Winter 1981: Der Flugauftrag lautete, 15 Tonnen Kongressstühle von Bologna (BLQ) nach Doha (DOH) zu transportieren. Nur: weder in BLQ noch in DOH gab es Fuel und Oil. Während man Motorenöl durchaus auch mitnehmen konnte (dafür wurde ein Fass Öl im Heck der Maschine auf einem Rack mitgeführt), war ein Fuel-Uplift ohne Verfügbarkeit schon schwieriger zu bewerkstelligen.

Abflug in Basel war um 0600 Uhr bei dichtestem Schneetreiben.

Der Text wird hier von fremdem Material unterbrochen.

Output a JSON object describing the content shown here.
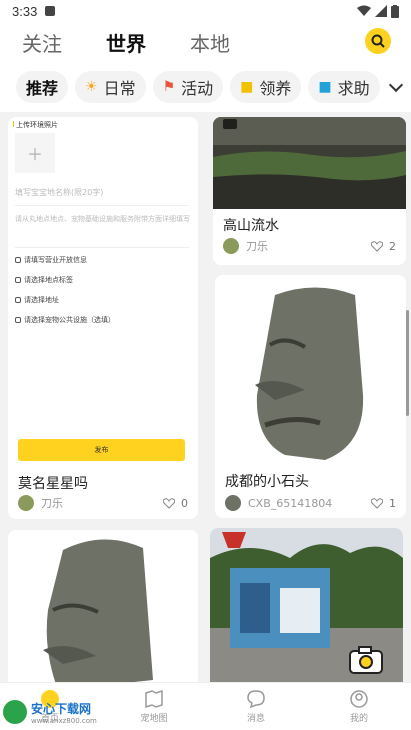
{
  "status": {
    "time": "3:33"
  },
  "top_tabs": [
    {
      "label": "关注",
      "active": false
    },
    {
      "label": "世界",
      "active": true
    },
    {
      "label": "本地",
      "active": false
    }
  ],
  "categories": [
    {
      "label": "推荐",
      "icon": "",
      "active": true
    },
    {
      "label": "日常",
      "icon": "sun-icon"
    },
    {
      "label": "活动",
      "icon": "flag-icon"
    },
    {
      "label": "领养",
      "icon": "cat-icon"
    },
    {
      "label": "求助",
      "icon": "help-icon"
    }
  ],
  "form_card": {
    "section_label": "上传环境照片",
    "name_placeholder": "填写宝宝地名称(限20字)",
    "desc_placeholder": "请从丸地点地点、宠物基础设施和服务附带方面详细填写",
    "info_items": [
      "请填写营业开放信息",
      "请选择地点标签",
      "请选择地址",
      "请选择宠物公共设施（选填）"
    ],
    "publish_label": "发布",
    "title": "莫名星星吗",
    "author": "刀乐",
    "likes": "0"
  },
  "card_mountain": {
    "title": "高山流水",
    "author": "刀乐",
    "likes": "2"
  },
  "card_stone": {
    "title": "成都的小石头",
    "author": "CXB_65141804",
    "likes": "1"
  },
  "bottom_nav": [
    {
      "label": "首页",
      "icon": "home-icon"
    },
    {
      "label": "宠地图",
      "icon": "map-icon"
    },
    {
      "label": "消息",
      "icon": "message-icon"
    },
    {
      "label": "我的",
      "icon": "profile-icon"
    }
  ],
  "watermark": {
    "title": "安心下载网",
    "url": "www.anxz800.com",
    "logo_text": "安心 下载"
  },
  "colors": {
    "accent": "#ffd21f",
    "background": "#f2f2f2"
  }
}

Die Piste war nur notdürftig geräumt, und die Taxiways noch notdürftiger: beim Run-Up und Magnetocheck glitt die DC6 seitwärts sanft weg… Der Flug war ohne Ladung, jedoch getankt bis unter die Halskrause, für ein Max Landing Weight in BLQ.

In Bologna musste die Cockpit-Crew für einen Minimum Rest ins Hotel, während ich mit der Beladung der Fracht nach DOH beschäftigt war. Aber für eine Portion Pasta Bolognese reichte es noch.

Am späten Nachmittag gings weiter Bologna-Athen, für Fuelstop. In ATH musste der Flight Engineer noch zwei Zündkerzen wechseln. Danach ging es weiter nach Doha, wo wir im Laufe des Morgens landeten und die Cockpit-Crew für den Minimum Rest umgehend ins Hotel verschwand, während ich die Ladung löschen liess.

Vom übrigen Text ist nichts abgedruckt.